Researchers utilizing agricultural waste to remediate soil polluted by Agent Orange
In the 1960s and ’70s, the United States military used an herbicide and defoliant chemical called Agent Orange as part of the war effort in Vietnam to kill plants in the rural parts of the country, which were largely covered by impenetrable jungle. More than 40 years later, the destructive chemicals are still wreaking havoc.
“More than 30,000 tons of Agent Orange was spread across the country, and the unfortunate legacy is widespread contamination with dioxins,” said UIC Professor Karl Rockne of civil, materials, and environmental engineering.
In an effort to rectify the damage, Rockne is collaborating with Professor Dang Thuong Huyen at Vietnam National University to investigate new technologies for the contamination reversal of more than 12,000 square miles throughout Vietnam.
“The project is focused on the bioremediation of soil polluted by Agent Orange using plant-based biochars sourced from agricultural waste stocks,” Rockne said. “Our proposed research represents an interesting symmetrical approach to the problem of Agent Orange by using plant-based products to facilitate the treatment of polychlorinated dibenzodioxins/furans [environmental pollutants] resulting from the use of plant defoliants.”

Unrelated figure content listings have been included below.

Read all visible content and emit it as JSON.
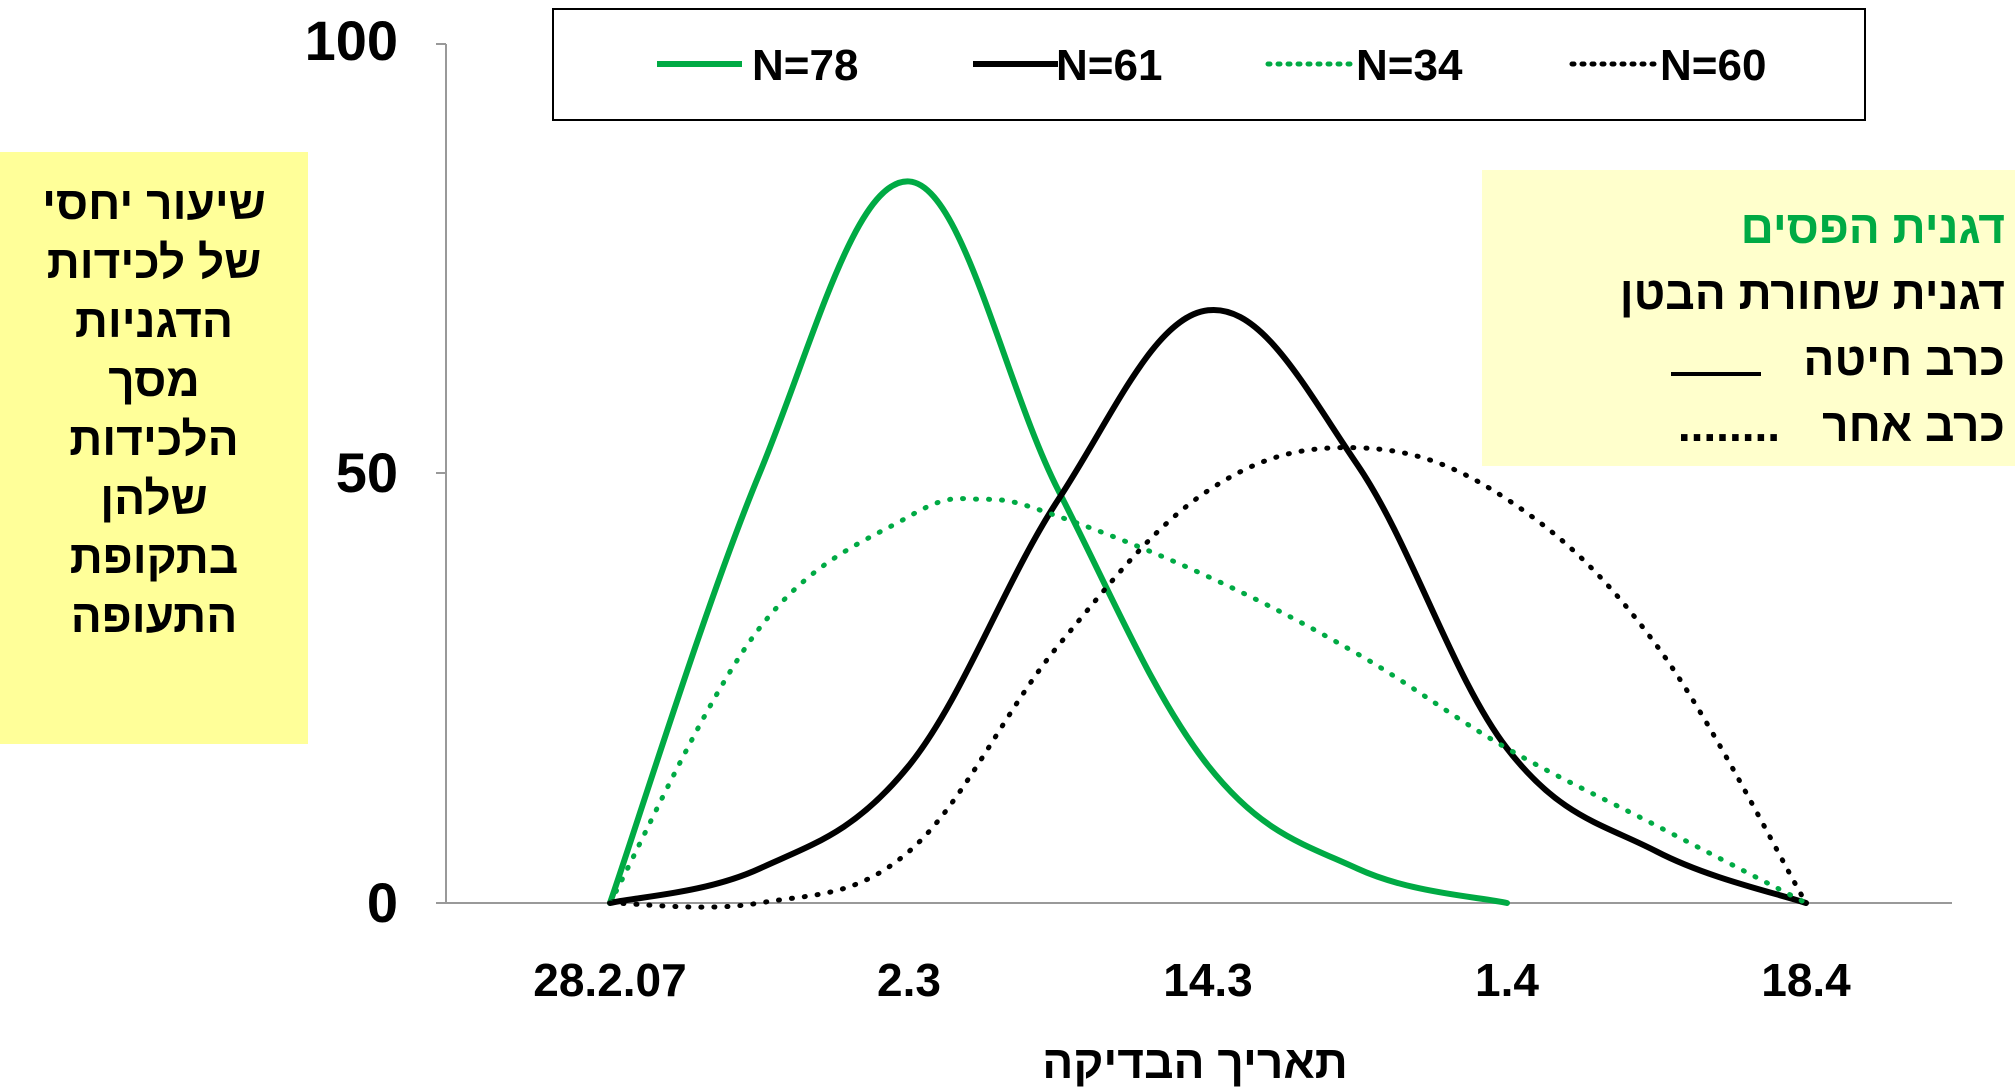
{
  "chart_data": {
    "type": "line",
    "title": "",
    "xlabel": "תאריך הבדיקה",
    "ylabel_lines": [
      "שיעור יחסי",
      "של לכידות",
      "הדגניות",
      "מסך",
      "הלכידות",
      "שלהן",
      "בתקופת",
      "התעופה"
    ],
    "ylim": [
      0,
      100
    ],
    "y_ticks": [
      "0",
      "50",
      "100"
    ],
    "categories": [
      "28.2.07",
      "2.3",
      "14.3",
      "1.4",
      "18.4"
    ],
    "series": [
      {
        "name": "N=78",
        "color": "#00aa44",
        "style": "solid",
        "x": [
          0,
          0.5,
          1,
          1.5,
          2,
          2.5,
          3
        ],
        "values": [
          0,
          50,
          84,
          48,
          16,
          4,
          0
        ]
      },
      {
        "name": "N=61",
        "color": "#000000",
        "style": "solid",
        "x": [
          0,
          0.5,
          1,
          1.5,
          2,
          2.5,
          3,
          3.5,
          4
        ],
        "values": [
          0,
          4,
          16,
          47,
          69,
          51,
          18,
          6,
          0
        ]
      },
      {
        "name": "N=34",
        "color": "#00aa44",
        "style": "dotted",
        "x": [
          0,
          0.5,
          1,
          1.25,
          1.5,
          2,
          2.5,
          3,
          3.5,
          4
        ],
        "values": [
          0,
          32,
          45,
          47,
          45,
          38,
          29,
          18,
          9,
          0
        ]
      },
      {
        "name": "N=60",
        "color": "#000000",
        "style": "dotted",
        "x": [
          0,
          0.5,
          1,
          1.5,
          2,
          2.5,
          3,
          3.5,
          4
        ],
        "values": [
          0,
          0,
          6,
          30,
          48,
          53,
          47,
          30,
          0
        ]
      }
    ],
    "legend_position": "top",
    "grid": false
  },
  "species_key": {
    "green_label": "דגנית הפסים",
    "black_label": "דגנית שחורת הבטן",
    "solid_label": "כרב חיטה",
    "dotted_label": "כרב אחר",
    "dotted_marker": "........"
  }
}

Biochars have a lot of exceptional properties, and they are often used as soil amendments. They also have the ability to absorb hydrophobic organic pollutants.

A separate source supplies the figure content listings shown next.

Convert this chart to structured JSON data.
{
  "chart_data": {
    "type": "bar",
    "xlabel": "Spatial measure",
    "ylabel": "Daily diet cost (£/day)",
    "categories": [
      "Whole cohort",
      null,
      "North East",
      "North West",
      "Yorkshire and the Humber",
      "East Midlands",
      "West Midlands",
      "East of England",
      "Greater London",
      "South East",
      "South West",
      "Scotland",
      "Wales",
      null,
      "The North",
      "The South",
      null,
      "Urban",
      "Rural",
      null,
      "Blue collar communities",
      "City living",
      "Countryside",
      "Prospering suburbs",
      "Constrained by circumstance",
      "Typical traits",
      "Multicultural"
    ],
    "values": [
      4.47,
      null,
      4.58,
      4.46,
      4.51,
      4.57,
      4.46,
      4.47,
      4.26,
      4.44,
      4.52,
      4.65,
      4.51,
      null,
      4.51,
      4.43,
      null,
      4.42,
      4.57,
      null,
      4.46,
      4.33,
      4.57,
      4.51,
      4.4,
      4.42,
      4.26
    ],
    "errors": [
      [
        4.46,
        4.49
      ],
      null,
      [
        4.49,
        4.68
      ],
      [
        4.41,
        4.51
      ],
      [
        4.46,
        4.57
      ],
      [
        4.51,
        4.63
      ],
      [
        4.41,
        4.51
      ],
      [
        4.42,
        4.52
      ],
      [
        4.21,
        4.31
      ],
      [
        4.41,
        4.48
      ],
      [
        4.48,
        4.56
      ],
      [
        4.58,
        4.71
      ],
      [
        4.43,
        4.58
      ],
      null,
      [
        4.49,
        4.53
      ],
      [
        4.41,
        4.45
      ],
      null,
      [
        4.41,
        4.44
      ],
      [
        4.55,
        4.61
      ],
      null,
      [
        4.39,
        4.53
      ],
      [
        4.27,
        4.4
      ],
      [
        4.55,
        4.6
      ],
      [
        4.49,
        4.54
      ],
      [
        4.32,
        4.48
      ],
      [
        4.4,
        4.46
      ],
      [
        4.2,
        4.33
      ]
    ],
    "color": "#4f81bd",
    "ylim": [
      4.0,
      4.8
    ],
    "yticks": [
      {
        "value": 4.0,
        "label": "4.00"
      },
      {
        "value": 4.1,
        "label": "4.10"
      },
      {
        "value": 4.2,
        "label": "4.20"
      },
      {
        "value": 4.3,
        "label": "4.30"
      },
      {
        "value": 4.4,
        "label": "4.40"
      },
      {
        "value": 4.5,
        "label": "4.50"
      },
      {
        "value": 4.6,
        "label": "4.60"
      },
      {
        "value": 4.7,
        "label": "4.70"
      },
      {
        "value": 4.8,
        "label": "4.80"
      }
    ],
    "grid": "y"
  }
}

“At the surface interface of biochars, electrons can be transferred across these surfaces because of its chemical structure. It turns out that this interface between the solid and the liquid, and sometimes the gas phases can be inhabited by micro-organisms (bacteria), and facilitate the transport of electrons to chemicals that are also absorbed at this interface,” he said.

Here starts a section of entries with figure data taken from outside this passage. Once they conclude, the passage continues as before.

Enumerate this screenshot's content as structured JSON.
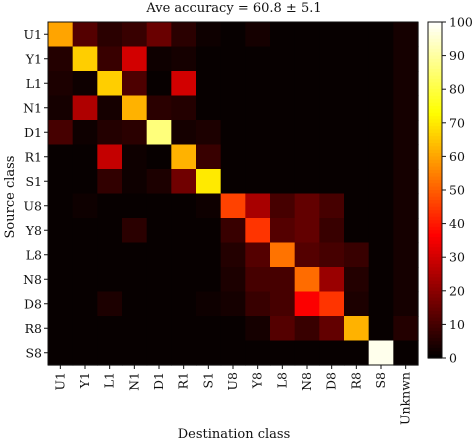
{
  "chart_data": {
    "type": "heatmap",
    "title": "Ave accuracy = 60.8 ± 5.1",
    "xlabel": "Destination class",
    "ylabel": "Source class",
    "row_labels": [
      "U1",
      "Y1",
      "L1",
      "N1",
      "D1",
      "R1",
      "S1",
      "U8",
      "Y8",
      "L8",
      "N8",
      "D8",
      "R8",
      "S8"
    ],
    "col_labels": [
      "U1",
      "Y1",
      "L1",
      "N1",
      "D1",
      "R1",
      "S1",
      "U8",
      "Y8",
      "L8",
      "N8",
      "D8",
      "R8",
      "S8",
      "Unknwn"
    ],
    "values": [
      [
        60,
        12,
        6,
        8,
        15,
        6,
        2,
        1,
        3,
        1,
        1,
        1,
        1,
        1,
        3
      ],
      [
        5,
        66,
        8,
        30,
        2,
        3,
        1,
        1,
        1,
        1,
        1,
        1,
        1,
        1,
        3
      ],
      [
        4,
        2,
        66,
        11,
        1,
        30,
        1,
        1,
        1,
        1,
        1,
        1,
        1,
        1,
        3
      ],
      [
        3,
        25,
        3,
        62,
        6,
        5,
        1,
        1,
        1,
        1,
        1,
        1,
        1,
        1,
        3
      ],
      [
        10,
        2,
        5,
        6,
        86,
        3,
        4,
        1,
        1,
        1,
        1,
        1,
        1,
        1,
        3
      ],
      [
        1,
        1,
        28,
        2,
        1,
        62,
        8,
        1,
        1,
        1,
        1,
        1,
        1,
        1,
        3
      ],
      [
        1,
        1,
        7,
        2,
        4,
        16,
        70,
        1,
        1,
        1,
        1,
        1,
        1,
        1,
        3
      ],
      [
        1,
        2,
        1,
        1,
        1,
        1,
        2,
        46,
        24,
        10,
        14,
        10,
        1,
        1,
        3
      ],
      [
        1,
        1,
        1,
        6,
        1,
        1,
        1,
        8,
        44,
        12,
        14,
        8,
        1,
        1,
        3
      ],
      [
        1,
        1,
        1,
        1,
        1,
        1,
        1,
        5,
        12,
        53,
        12,
        10,
        8,
        1,
        3
      ],
      [
        1,
        1,
        1,
        1,
        1,
        1,
        1,
        4,
        10,
        10,
        52,
        22,
        5,
        1,
        3
      ],
      [
        1,
        1,
        4,
        1,
        1,
        1,
        2,
        3,
        8,
        10,
        36,
        44,
        4,
        1,
        3
      ],
      [
        1,
        1,
        1,
        1,
        1,
        1,
        1,
        1,
        3,
        12,
        8,
        14,
        62,
        1,
        5
      ],
      [
        1,
        1,
        1,
        1,
        1,
        1,
        1,
        1,
        1,
        1,
        1,
        1,
        1,
        98,
        1
      ]
    ],
    "colorbar": {
      "min": 0,
      "max": 100,
      "ticks": [
        0,
        10,
        20,
        30,
        40,
        50,
        60,
        70,
        80,
        90,
        100
      ],
      "colormap": "hot"
    }
  }
}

Under the appropriate conditions, the bacteria can respire chlorine, which is abundant in dioxin, and the chlorine can act as the electron acceptor to respire organic matter.
“In this approach we have literally traded places between the target and the pollutant by using biochar, a product derived from plants, to destroy the pollution caused by the use of defoliants to kill the plants,” Rockne said.
Another goal the researchers want to achieve is the creation of a green circular economy, which can be accomplished by mimicking nature and repurposing agricultural waste products within Vietnam to create the biochar.
“We will look at which byproducts do the best job. We’re going to be conducting detailed chemical scientific analysis of this process, and investigating different ways to produce the biochars,” he said.
In addition to working with researchers, Rockne will be going to Vietnam to teach short courses and seminars, and help disseminate knowledge in a broad field of environmental engineering. The research is made possible by a three-year grant titled “Biochar Facilitated Bioremediation: A Green Solution for Dioxin/Furan Pollution” from USAID Partnerships for Enhanced Engagement in Research program.